Excellent conversion! Way to add some "beef" to the model.


----------



## Barnster (Feb 11, 2010)

Nice conversion!

I'll be honest, i'm not a fan of the axe though as skaven don't really use axes but more halberd/ glaive weapons


----------



## Dave T Hobbit (Dec 3, 2009)

Very good idea.

I am not sure about the angle that the tail is attached; it looks a little too perpendicular to me.

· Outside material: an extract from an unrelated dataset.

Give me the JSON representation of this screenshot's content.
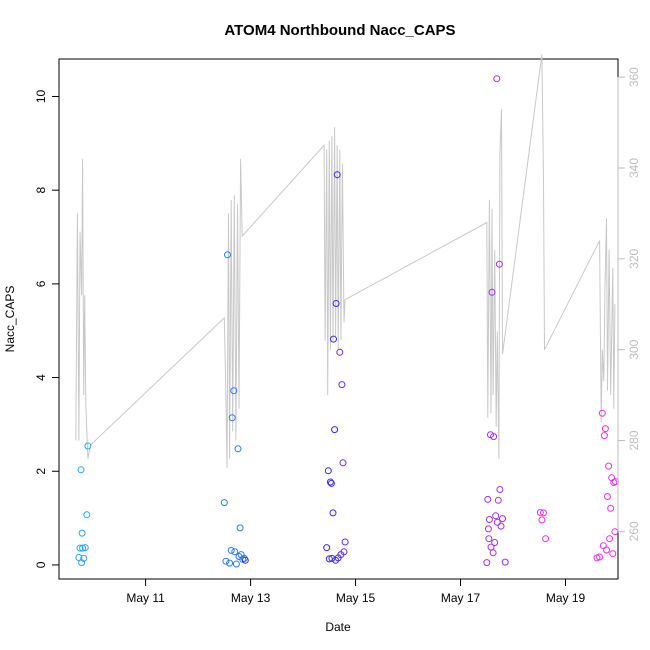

Apart form ghat minor thing it is a great conversion.


----------



## bobss (May 18, 2008)

Very impressive. I was... dubious of the concept at first, but your execution of the idea is superb.

I shall rep tommorow...


----------



## Farseer_Iowan (Jun 25, 2010)

Thank you all... I appreciate the rep and I do plan on do some fur with green stuff, just not the greatest at it but have been playing around with my sons play dough to get an idea how to layer it...
@ David T. Hobbit - I agree but that is almost exactly how the tail is on the Original VL. and its a better fit then the dragon looking tail... may play around with it....
@Barnster - Yes the Axe is a little much, I am thinking of shaving the ax head down to give it more of a halberd look (another reason I added the knife at top), I just really didn't want to go hacking into what is an exceptional model- the more I look at it the axe just looks good... so its a keeper... maybe he took it from another daemon and its a prize?

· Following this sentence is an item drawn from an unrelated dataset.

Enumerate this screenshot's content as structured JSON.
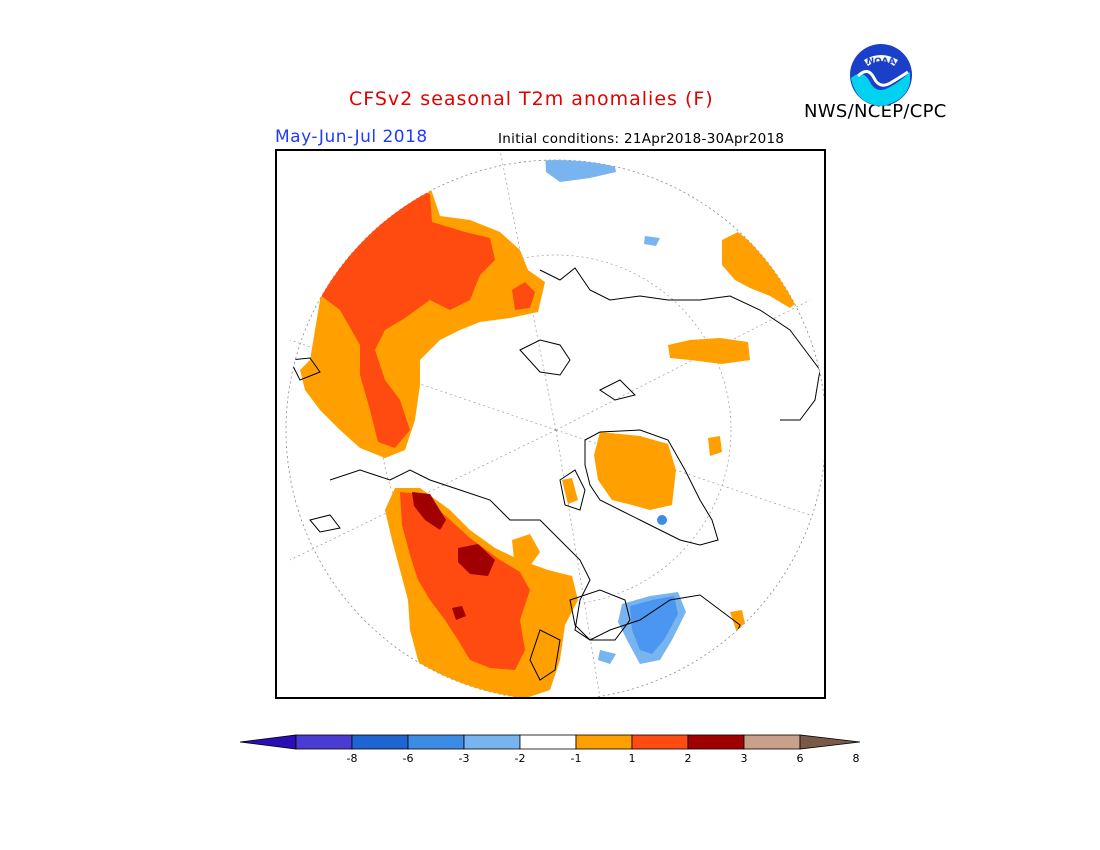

Again thank you... My next task is to angle the neck a little more on the VL (not to much) and play around with adding fur... Then old Screaming bell with parts from the new screaming belll Muhaaa haaa


----------



## Dave T Hobbit (Dec 3, 2009)

Farseer_Iowan said:


> @ David T. Hobbit - I agree but that is almost exactly how the tail is on the Original VL. and its a better fit then the dragon looking tail... may play around with it....


If it looks like the original I cannot fault the conversion: who would have know that I would fail due to not paying enough attention to a Skaven's arse.


----------



## Farseer_Iowan (Jun 25, 2010)

Hobbit... I don't even know what to say to that one  cheers


----------